The arrest at an Albany, New York shopping mall of a man wearing a T-shirt bearing peace slogans sparked protests this week by area residents, forcing the mall’s owners to drop criminal charges.

Steve Downs and his son Roger were shopping March 3 at the Crossgates Mall in a suburb just outside the New York state capital when they both purchased T-shirts at a mall store that provides custom lettering. Downs, 60, the chief attorney in the Albany office of the New York State Commission on Judicial Conduct, had “Peace on Earth” printed on one side of his T-shirt and “Give Peace a Chance” on the other. His son’s shirt read “No war on Iraq” and “Let Inspections Work.”

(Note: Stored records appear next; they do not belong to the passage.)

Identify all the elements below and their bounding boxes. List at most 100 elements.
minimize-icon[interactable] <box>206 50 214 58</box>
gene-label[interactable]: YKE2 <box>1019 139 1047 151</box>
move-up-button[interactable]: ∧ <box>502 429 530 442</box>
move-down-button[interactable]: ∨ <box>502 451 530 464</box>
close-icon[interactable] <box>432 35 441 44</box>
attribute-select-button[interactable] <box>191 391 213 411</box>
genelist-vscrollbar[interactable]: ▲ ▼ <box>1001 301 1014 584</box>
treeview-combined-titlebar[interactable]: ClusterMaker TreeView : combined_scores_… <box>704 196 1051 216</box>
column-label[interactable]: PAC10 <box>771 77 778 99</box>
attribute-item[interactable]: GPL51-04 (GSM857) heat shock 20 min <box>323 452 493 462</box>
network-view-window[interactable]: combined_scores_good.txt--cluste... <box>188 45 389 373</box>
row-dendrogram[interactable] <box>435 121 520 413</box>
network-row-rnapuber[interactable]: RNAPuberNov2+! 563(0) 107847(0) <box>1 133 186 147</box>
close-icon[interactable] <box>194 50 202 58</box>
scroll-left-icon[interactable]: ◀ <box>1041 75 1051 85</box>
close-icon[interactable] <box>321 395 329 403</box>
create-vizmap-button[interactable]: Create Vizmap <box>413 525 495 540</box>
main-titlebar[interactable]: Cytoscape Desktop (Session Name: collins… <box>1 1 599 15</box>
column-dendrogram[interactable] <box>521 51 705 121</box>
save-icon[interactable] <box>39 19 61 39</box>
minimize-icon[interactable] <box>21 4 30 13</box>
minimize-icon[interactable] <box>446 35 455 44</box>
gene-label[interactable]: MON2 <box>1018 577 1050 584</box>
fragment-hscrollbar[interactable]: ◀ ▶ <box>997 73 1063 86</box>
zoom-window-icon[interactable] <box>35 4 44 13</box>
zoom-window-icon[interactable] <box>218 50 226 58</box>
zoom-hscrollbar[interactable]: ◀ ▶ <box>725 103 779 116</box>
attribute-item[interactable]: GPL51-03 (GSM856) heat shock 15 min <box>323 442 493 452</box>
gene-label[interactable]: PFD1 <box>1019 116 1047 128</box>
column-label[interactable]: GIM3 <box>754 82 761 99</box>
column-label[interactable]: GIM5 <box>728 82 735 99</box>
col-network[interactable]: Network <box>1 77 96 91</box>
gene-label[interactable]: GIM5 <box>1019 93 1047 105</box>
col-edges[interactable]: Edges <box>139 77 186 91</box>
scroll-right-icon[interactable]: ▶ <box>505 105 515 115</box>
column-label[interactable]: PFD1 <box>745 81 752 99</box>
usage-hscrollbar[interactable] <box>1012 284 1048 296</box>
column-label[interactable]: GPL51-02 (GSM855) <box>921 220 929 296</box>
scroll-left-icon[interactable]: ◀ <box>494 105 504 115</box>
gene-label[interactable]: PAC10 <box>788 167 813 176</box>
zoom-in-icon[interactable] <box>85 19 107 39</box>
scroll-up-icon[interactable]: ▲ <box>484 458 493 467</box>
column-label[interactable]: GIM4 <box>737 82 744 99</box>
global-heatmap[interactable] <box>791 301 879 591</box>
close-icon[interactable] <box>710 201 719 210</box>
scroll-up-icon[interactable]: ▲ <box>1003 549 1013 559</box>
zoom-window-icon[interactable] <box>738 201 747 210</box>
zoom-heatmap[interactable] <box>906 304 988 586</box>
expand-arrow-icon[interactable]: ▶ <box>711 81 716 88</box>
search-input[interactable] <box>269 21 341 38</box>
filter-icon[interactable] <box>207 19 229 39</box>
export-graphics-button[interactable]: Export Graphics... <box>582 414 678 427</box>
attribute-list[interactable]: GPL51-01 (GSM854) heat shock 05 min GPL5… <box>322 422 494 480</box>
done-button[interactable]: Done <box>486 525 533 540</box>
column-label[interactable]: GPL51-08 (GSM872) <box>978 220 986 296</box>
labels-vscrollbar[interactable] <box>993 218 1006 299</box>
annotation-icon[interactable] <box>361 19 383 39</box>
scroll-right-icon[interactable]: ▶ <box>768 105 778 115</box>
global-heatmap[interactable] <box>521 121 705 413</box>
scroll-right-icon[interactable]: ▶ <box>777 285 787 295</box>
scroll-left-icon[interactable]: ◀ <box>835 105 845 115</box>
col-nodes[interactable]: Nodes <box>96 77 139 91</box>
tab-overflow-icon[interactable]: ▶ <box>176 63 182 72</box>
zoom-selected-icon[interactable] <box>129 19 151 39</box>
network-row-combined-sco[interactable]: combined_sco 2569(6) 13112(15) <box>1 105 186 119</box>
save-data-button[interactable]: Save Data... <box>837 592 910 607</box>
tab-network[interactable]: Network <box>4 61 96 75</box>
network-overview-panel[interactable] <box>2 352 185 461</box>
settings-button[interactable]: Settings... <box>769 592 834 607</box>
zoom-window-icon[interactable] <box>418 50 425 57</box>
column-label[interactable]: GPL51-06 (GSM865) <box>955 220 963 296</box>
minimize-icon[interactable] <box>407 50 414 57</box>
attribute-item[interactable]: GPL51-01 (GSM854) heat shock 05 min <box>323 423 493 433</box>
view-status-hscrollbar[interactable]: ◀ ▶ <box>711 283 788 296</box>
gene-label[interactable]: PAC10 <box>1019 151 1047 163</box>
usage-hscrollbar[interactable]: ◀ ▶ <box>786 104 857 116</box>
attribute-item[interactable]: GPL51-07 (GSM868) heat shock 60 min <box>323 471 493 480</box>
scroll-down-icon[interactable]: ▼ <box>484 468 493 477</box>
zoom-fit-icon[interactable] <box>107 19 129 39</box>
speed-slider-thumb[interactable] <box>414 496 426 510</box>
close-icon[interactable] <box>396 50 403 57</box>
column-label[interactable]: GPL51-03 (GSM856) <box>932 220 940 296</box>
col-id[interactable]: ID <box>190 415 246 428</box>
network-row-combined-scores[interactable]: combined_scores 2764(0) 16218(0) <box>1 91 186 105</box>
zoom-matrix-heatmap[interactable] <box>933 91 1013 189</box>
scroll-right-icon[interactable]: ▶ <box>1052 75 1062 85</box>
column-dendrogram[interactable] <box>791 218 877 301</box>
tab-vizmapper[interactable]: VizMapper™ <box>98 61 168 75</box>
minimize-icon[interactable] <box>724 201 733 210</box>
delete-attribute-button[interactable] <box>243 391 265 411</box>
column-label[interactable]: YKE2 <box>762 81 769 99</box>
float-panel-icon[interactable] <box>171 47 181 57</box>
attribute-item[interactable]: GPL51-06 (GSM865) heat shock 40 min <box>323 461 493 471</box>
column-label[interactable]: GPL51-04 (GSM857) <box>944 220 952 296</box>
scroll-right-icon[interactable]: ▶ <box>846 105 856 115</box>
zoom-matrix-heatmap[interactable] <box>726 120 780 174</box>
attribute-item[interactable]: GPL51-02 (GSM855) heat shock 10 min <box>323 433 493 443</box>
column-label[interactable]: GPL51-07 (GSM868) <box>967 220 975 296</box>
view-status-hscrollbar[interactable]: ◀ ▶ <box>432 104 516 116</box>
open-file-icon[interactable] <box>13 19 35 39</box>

The two decided to put the T-shirts on over their sweaters and continued shopping. They were accosted by security guards in the mall’s food court and told that they had to remove the shirts.

While Roger Downs complied, his father refused, insisting that he had a First Amendment right to wear the shirt. “I don’t think we have to take off the T-shirts,” he said. The guards called police, who handcuffed the attorney and hauled him into court for arraignment on trespassing, a charge punishable by 15 days in jail.

“My point was I’m not trying to convert anybody,” Steve Downs told a local newspaper. “This was a statement of where I was in my life.” Both he and his son said that they had not spoken to anyone in the mall besides two people who had come up to compliment them on the shirts.

In a written statement, mall management defended the actions taken against Downs and his son. “The individuals were approached by security because of their actions and interference with other shoppers,” it said. “Their behavior, coupled with their clothing to express to others their personal views on world affairs, were disruptive of customers.” The statement in no way described the disruptive behavior allegedly exhibited by the two.

The arrest sparked an uproar. There had been earlier reports of incidents in which the mall had asked people wearing antiwar slogans on their clothing to leave, but the confrontation with Downs marked the first arrest.

On March 5, over 150 protesters wearing T-shirts with antiwar slogans marched into the mall, walking past shops and occupying tables in the food court for half an hour before gathering outside the management’s office. Many of them said that they had come anticipating that they too would be arrested.

While none of the demonstrators were arrested, one man was punched by a right-wing thug who screamed “Remember 9/11” at the crowd and demanded that they leave. Mall security apparently did not find this assault as “disruptive” as Downs’s T-shirt. They merely escorted the assailant away from the protest, making no attempt to have him arrested.

The local police department acknowledged that it had been deluged with calls, some from as far away as Britain, denouncing the arrest of Downs.

In an apparent response to the protests, the mall’s management asked police to drop the charges against Downs. At the same time, however, it stressed that it would continue to act against customers wearing “inappropriate” clothing.

The suppression of free speech in public shopping malls has been the subject of recurrent civil liberties litigation, with the courts frequently ruling that private property rights outweigh the guarantees of the First Amendment. These cases have generally involved political groups attempting to campaign at malls.

In Downs’s case, however, civil liberties advocates pointed out that he was not in the mall to stage a demonstration, but was merely shopping and wearing a garment sold by one of the mall’s shops.

Malls have no right to suppress the free speech rights of their own patrons, insisted Arthur Eisenberg, the legal director of the New York Civil Liberties Union. “We wonder where such censorship will end,” he said. “Will the mall start prohibiting customers from wearing political buttons? Will it prohibit Sikhs from wearing turbans?”

“This is a policy that’s not enforced equally,” said Erin O’Brien, an organizer of the March 5 protest at the mall. “It’s only people in the recent months who have antiwar or peace T-shirts who are being asked to leave the mall.”